It’s perhaps not a surprise that Wonder is not administering much in the way of story in the ramp-up for Avengers: Endgame. The most up to date trailer, like the one before it, leans heavy on unfortunate heroes assuring vague activity. However what it does have? Style.
The lack of anything approaching a spoiler makes sense. Avengers: Endgame represents the culmination of 11 years of orchestration across 21 films. Besides, the Spider-Man: Far From House trailer currently primarily most likely verifies that everybody makes it out OK. So instead of concentrate on the pledges to do “whatever it takes”– the key to beating Thanos was Think of Dragons all along– let’s zero in on what truly matters right here. Starting with Hawkeye’s hair.
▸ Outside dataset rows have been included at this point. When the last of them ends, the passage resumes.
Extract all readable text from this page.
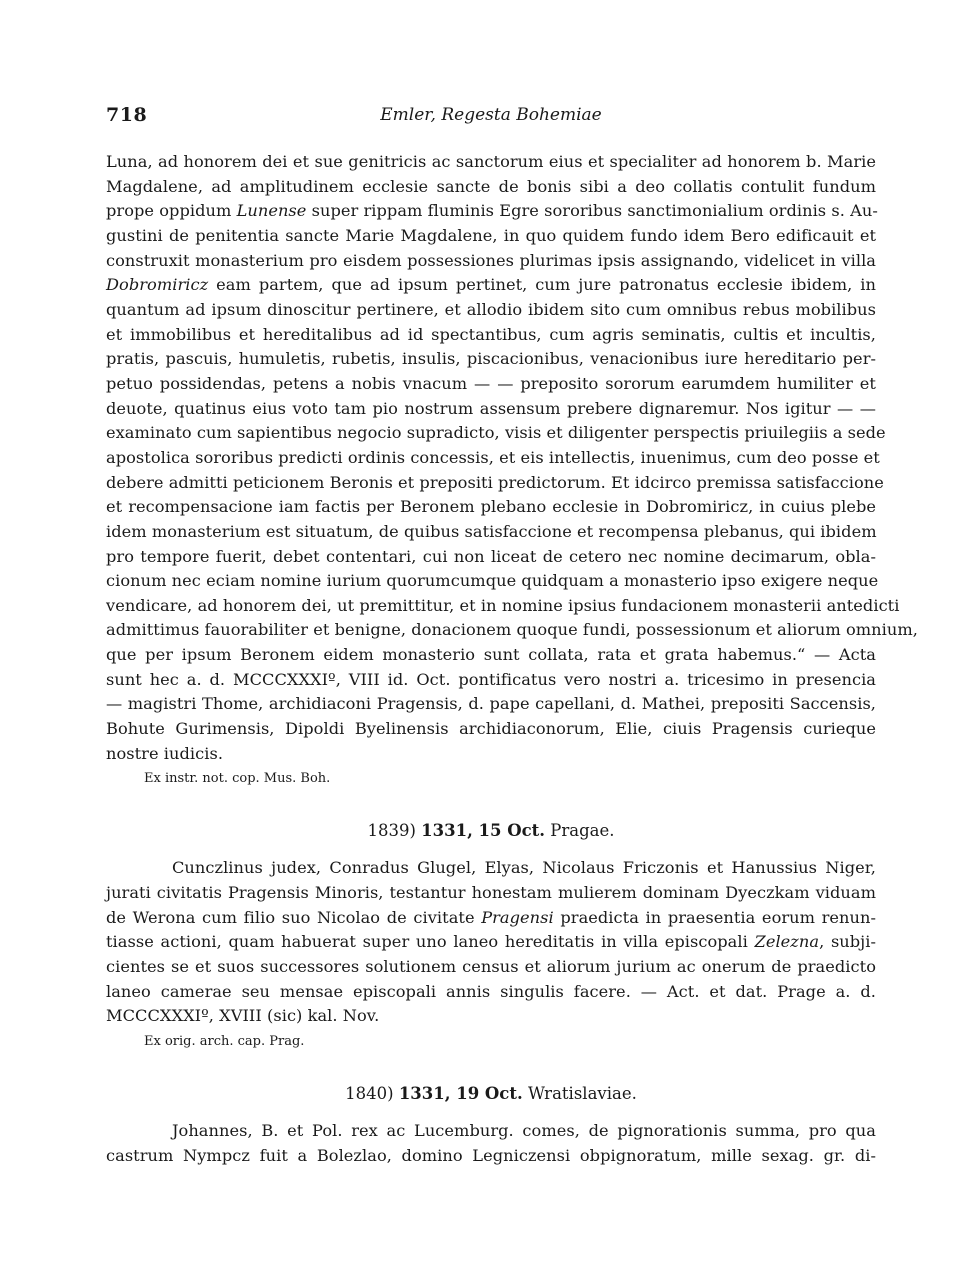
718	Emler, Regesta Bohemiae
Luna, ad honorem dei et sue genitricis ac sanctorum eius et specialiter ad honorem b. Marie
Magdalene, ad amplitudinem ecclesie sancte de bonis sibi a deo collatis contulit fundum
prope oppidum Lunense super rippam fluminis Egre sororibus sanctimonialium ordinis s. Au-
gustini de penitentia sancte Marie Magdalene, in quo quidem fundo idem Bero edificauit et
construxit monasterium pro eisdem possessiones plurimas ipsis assignando, videlicet in villa
Dobromiricz eam partem, que ad ipsum pertinet, cum jure patronatus ecclesie ibidem, in
quantum ad ipsum dinoscitur pertinere, et allodio ibidem sito cum omnibus rebus mobilibus
et immobilibus et hereditalibus ad id spectantibus, cum agris seminatis, cultis et incultis,
pratis, pascuis, humuletis, rubetis, insulis, piscacionibus, venacionibus iure hereditario per-
petuo possidendas, petens a nobis vnacum — — preposito sororum earumdem humiliter et
deuote, quatinus eius voto tam pio nostrum assensum prebere dignaremur. Nos igitur — —
examinato cum sapientibus negocio supradicto, visis et diligenter perspectis priuilegiis a sede
apostolica sororibus predicti ordinis concessis, et eis intellectis, inuenimus, cum deo posse et
debere admitti peticionem Beronis et prepositi predictorum. Et idcirco premissa satisfaccione
et recompensacione iam factis per Beronem plebano ecclesie in Dobromiricz, in cuius plebe
idem monasterium est situatum, de quibus satisfaccione et recompensa plebanus, qui ibidem
pro tempore fuerit, debet contentari, cui non liceat de cetero nec nomine decimarum, obla-
cionum nec eciam nomine iurium quorumcumque quidquam a monasterio ipso exigere neque
vendicare, ad honorem dei, ut premittitur, et in nomine ipsius fundacionem monasterii antedicti
admittimus fauorabiliter et benigne, donacionem quoque fundi, possessionum et aliorum omnium,
que per ipsum Beronem eidem monasterio sunt collata, rata et grata habemus.“ — Acta
sunt hec a. d. MCCCXXXIº, VIII id. Oct. pontificatus vero nostri a. tricesimo in presencia
— magistri Thome, archidiaconi Pragensis, d. pape capellani, d. Mathei, prepositi Saccensis,
Bohute Gurimensis, Dipoldi Byelinensis archidiaconorum, Elie, ciuis Pragensis curieque
nostre iudicis.
Ex instr. not. cop. Mus. Boh.
1839) 1331, 15 Oct. Pragae.
Cunczlinus judex, Conradus Glugel, Elyas, Nicolaus Friczonis et Hanussius Niger,
jurati civitatis Pragensis Minoris, testantur honestam mulierem dominam Dyeczkam viduam
de Werona cum filio suo Nicolao de civitate Pragensi praedicta in praesentia eorum renun-
tiasse actioni, quam habuerat super uno laneo hereditatis in villa episcopali Zelezna, subji-
cientes se et suos successores solutionem census et aliorum jurium ac onerum de praedicto
laneo camerae seu mensae episcopali annis singulis facere. — Act. et dat. Prage a. d.
MCCCXXXIº, XVIII (sic) kal. Nov.
Ex orig. arch. cap. Prag.
1840) 1331, 19 Oct. Wratislaviae.
Johannes, B. et Pol. rex ac Lucemburg. comes, de pignorationis summa, pro qua
castrum Nympcz fuit a Bolezlao, domino Legniczensi obpignoratum, mille sexag. gr. di-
Clint Barton (Jeremy Renner) sat out Avengers: Infinity War, and evidently invested that time fashioning himself into a grim samurai, a nod to the character’s change right into Ronin in the comics. More important, he provided himself a wonderful mohawk, potentially an act of protest over having been overlooked of the last huge battle, or of grieving over his (possibly, probably) atomized household. Or he’s been paying attention to a great deal of Rancid, maybe?
Elsewhere, the constructed group has upgraded its set, preferring a matching white armored Avengers endgame over their private looks. This raises questions, also, given that some participants of the team– Iron Guy (Robert Downey Jr.) and Ant-Man (Paul Rudd), specifically– derive their powers from their outfit. One suspects they’ll describe this with a solitary line of dialog!
If it appears foolish to focus on sartorial choices, well, there’s just not much even more to go on. Hawkeye cocks an arrow; Black Widow (Scarlett Johansson) discharges a weapon. Captain Wonder (Brie Larson) turns up, but you knew that. Marvel’s obviously maintaining the Endgame goods to itself until the motion picture appears on April 26. Which, truthfully, fine. It’s taken 11 years to obtain right here; another six weeks can not injure.